Лукаш довольно сильно ударился локтем, но не крикнул и не заплакал. Только когда Кшыштоф выбежал из комнаты и за уходящими мальчиками хлопнула дверь в передней, на глаза его навернулись слезы. Но и тут он быстро овладел собой. Поднялся на ноги, потер ушибленный локоть и среди наступившей тишины, которую он только теперь услышал, вдруг отдал себе отчет, что в его распоряжении до ужина — почти три часа полного одиночества. И тотчас любовь и преклонение, испытанные им вчера к спрятавшемуся в шкафу золотому лису, нахлынули на него такой могучей волной радости и боли, что ему показалось, будто в одну секунду за плечами у него из самой глуби сердца выросли два огромных крыла и каждое из них тянет его вверх, страшно далеко и высоко, но в двух противоположных направлениях. Он почувствовал себя пылинкой, затерянной в необъятном, неведомом пространстве, и в то же время разорванным, как сиянье и мрак среди взметенных просторов.

Эти чувства были такие особенные и до того пронизаны счастьем и скорбью, что Лукаш долго стоял потерянный, плохо понимая, что с ним происходит. В конце концов все внутри у него начало странно путаться и сбиваться. С одной стороны, например, он испытывал смутную потребность без промедления дать знать лису о своем возвращении, но в то же время другая мысль стала ему нашептывать, чтоб он отложил этот разговор на потом. И вдруг, посреди этих колебаний, ему страшно захотелось спать. Он стал тереть глаза, но это не помогло, сон одолевал его все сильней, и у него теперь было только одно желание: спрятаться куда-нибудь поглубже, в отрадное тепло и мрак. «Ах, мой лис!»— пробормотал он. И скорей инстинктивно, чем сознательно, подошел к шкафу, открыл его почти ощупью и залез внутрь, словно в уютную нору. Там было тесно, полно висящей одежды, но под ней оказалось достаточно места, чтобы удобно устроиться, поджав ноги. Он хотел было закрыть дверцу, да не было сил пошевелить рукой. Его сразу охватило со всех сторон золотистое зарево, и он почувствовал тут же рядом пушистый и насыщенный теплом мех лиса.

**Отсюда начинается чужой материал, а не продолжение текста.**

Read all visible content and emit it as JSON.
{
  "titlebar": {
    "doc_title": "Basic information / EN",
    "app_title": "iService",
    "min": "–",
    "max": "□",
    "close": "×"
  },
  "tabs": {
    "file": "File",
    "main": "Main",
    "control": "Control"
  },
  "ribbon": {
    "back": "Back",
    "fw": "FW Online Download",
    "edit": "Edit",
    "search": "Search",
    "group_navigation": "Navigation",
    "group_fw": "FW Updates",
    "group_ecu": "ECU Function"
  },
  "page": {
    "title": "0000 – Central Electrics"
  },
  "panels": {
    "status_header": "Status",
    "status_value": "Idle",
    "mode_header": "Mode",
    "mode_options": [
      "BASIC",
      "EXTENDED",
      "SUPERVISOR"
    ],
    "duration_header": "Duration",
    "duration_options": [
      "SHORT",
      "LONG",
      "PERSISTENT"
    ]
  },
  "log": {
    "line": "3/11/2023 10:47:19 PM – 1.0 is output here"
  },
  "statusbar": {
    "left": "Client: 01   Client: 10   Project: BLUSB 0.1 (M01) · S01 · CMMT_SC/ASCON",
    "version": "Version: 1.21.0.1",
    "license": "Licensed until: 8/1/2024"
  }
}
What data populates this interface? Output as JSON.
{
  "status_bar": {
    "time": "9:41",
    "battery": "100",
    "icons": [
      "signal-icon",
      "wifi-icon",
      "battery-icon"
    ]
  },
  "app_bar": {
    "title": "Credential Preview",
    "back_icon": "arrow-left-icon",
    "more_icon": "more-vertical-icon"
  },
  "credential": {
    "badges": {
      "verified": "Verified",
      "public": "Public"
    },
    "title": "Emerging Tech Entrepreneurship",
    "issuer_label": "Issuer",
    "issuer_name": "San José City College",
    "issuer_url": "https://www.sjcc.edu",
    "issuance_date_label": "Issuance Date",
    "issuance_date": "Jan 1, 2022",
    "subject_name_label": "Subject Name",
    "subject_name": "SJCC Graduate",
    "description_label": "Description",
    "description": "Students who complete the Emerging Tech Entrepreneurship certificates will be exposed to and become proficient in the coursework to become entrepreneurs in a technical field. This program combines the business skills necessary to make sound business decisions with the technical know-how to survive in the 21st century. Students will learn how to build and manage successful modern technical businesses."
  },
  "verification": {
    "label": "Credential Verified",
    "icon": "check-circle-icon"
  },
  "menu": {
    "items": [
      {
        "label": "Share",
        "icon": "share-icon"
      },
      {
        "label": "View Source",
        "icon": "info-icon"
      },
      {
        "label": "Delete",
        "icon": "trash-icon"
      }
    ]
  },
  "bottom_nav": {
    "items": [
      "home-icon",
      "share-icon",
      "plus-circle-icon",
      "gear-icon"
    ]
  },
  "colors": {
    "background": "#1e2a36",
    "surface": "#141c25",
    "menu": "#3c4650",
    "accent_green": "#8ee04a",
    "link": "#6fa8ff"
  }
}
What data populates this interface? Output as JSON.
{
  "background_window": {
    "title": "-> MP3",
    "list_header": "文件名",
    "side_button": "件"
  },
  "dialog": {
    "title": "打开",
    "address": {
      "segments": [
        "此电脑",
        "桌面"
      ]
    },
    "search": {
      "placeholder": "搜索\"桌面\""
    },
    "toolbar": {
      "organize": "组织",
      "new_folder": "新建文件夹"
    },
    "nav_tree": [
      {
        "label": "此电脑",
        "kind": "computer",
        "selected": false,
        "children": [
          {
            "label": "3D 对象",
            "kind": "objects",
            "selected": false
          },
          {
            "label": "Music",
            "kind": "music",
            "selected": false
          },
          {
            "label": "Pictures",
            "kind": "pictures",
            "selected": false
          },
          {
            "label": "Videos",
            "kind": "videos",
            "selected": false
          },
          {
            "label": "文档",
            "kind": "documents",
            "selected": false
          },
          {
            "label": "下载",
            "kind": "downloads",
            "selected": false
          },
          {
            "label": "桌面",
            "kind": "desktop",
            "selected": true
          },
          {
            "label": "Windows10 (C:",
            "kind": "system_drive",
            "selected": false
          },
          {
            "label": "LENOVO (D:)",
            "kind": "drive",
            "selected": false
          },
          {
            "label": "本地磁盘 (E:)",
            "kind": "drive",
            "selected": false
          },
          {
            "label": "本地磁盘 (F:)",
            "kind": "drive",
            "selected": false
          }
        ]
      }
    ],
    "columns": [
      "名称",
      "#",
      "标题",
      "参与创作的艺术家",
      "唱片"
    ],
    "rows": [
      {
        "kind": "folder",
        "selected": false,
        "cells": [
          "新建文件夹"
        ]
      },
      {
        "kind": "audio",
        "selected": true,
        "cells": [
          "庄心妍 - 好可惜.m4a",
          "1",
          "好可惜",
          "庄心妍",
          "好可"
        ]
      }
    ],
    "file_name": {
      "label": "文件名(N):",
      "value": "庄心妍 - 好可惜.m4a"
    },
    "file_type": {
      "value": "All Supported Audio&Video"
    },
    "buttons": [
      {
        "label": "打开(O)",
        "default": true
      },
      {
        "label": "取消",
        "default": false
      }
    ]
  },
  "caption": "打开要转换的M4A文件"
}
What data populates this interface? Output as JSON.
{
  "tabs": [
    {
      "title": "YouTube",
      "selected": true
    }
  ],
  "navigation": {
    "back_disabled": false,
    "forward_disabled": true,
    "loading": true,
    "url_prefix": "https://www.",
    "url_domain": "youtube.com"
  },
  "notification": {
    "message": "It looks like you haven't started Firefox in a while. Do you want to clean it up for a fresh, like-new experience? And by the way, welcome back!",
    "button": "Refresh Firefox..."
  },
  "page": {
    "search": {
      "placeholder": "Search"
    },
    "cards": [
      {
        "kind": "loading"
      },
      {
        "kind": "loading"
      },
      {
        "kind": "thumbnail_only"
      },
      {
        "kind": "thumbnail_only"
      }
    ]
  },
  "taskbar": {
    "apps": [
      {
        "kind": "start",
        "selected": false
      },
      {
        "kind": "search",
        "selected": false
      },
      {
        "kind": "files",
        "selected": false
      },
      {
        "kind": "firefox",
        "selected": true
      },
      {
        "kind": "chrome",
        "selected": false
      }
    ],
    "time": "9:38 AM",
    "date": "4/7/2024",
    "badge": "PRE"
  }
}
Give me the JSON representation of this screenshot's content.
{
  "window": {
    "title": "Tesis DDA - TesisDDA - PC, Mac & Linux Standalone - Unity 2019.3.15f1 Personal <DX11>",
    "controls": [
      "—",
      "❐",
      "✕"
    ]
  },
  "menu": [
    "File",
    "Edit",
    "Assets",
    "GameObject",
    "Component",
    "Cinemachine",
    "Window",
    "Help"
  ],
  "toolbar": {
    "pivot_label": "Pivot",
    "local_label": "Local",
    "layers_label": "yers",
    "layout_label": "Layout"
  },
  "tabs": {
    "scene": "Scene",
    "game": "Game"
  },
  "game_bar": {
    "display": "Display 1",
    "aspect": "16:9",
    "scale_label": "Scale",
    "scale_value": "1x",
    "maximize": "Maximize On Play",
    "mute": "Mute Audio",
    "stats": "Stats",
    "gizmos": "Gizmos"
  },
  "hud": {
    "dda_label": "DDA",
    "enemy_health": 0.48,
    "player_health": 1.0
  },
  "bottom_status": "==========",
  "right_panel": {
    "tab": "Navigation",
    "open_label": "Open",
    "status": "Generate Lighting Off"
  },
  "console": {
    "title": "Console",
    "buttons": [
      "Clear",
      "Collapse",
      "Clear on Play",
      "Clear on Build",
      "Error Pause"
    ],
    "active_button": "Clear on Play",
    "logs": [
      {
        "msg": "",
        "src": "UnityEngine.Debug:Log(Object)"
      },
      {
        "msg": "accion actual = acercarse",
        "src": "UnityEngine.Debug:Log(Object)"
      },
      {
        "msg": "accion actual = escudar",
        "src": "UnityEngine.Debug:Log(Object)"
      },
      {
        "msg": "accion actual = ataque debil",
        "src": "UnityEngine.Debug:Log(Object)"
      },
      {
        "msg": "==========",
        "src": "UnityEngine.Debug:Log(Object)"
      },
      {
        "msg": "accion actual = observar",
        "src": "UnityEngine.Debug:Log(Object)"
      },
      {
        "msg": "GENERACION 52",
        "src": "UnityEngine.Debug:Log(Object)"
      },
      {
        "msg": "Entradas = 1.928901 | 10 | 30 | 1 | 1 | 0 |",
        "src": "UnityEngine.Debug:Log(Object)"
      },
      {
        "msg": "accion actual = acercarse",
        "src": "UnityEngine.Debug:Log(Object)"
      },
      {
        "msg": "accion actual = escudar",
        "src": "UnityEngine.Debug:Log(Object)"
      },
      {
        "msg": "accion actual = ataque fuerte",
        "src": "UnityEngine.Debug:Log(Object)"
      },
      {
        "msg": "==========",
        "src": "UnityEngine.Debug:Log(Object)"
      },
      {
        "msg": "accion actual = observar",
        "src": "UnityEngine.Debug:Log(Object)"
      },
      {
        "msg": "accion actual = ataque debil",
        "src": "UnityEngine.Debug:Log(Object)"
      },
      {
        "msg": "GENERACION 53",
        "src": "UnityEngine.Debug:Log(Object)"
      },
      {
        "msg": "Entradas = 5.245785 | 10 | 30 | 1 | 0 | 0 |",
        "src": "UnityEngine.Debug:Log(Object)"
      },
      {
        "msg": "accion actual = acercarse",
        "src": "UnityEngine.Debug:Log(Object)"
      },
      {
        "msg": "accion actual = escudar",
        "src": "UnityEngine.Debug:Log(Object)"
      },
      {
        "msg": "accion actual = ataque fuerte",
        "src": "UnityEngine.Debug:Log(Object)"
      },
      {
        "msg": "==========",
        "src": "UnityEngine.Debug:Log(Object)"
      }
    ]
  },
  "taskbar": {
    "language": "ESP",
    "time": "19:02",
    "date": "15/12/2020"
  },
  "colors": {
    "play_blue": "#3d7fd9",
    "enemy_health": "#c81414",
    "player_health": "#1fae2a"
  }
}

— Я люблю тебя, — пролепетал он, обнимая лиса за шею.

И, глубоко вздохнув, заснул.

Когда проснулся, вокруг царил мрак, но он сразу понял, что в комнате кто-то есть. И действительно, послышался голос Эмильки, приглушенный и как будто немножко неуверенный:

— Лукаш, где ты?

Когда он выскочил из шкафа на середину комнаты, Эмилька вытаращила на него глаза. Но она быстро овладела собой.

— Я пришла, — промолвила она коротко, но с большим достоинством.

Лукаш, еще не совсем проснувшийся, присмотрелся к ней чуть-чуть растерянным взглядом, словно не вполне уверенный, что перед ним в самом деле — Эмилька.

— Я пришла, — повторила она. — Но должна сейчас же уходить.

Лукаш понемногу приходил в себя.

— Куда?

— Домой. Мама позволила только на час.

Лукаш в этот момент очень боялся, как бы не зевнуть; он минуту боролся с одолевавшей его потребностью скинуть остаток дремоты, но в конце концов не выдержал и зевнул так, что слезы выступили у него на глазах. Эмилька посмотрела на своего приятеля довольно критически.

— Тайна есть? — спросила она.

Лукаш, окончательно очнувшийся, кивнул головой.

— Где же?

— Тут.

Эмилька важно осмотрелась по сторонам в знакомой обстановке.

— Выдумываешь. Здесь нет никакой тайны.

— Погоди, — возразил Лукаш, — сейчас увидишь. Я только опущу занавеску.

В комнате стало совсем темно.

— Зажги, — сказала Эмилька.

— Не надо. Нужно, чтоб впотьмах.

Но Эмилька запротестовала.

— Зачем? Лучше зажги.

— Боишься?

— Нет, но зажги, Лукаш!

— Чего ты кричишь?

— Зажги.

— Говорю тебе, нужно, чтоб темно.

Голос Эмильки чуть задрожал.

— Где ты?

— Здесь, — послышался в потемках ответ тут же рядом.

— Зажги…

— Не бойся. Дай руку. Ну, давай… Идем.

— Да я ничего не вижу.

— Идем, сразу увидишь.

И он потащил ее, слегка упирающуюся, к шкафу. Там, как заранее можно было предвидеть, во всей своей красе, во всем великолепии полыхала золотая заря.

— Видишь? — прошептал он.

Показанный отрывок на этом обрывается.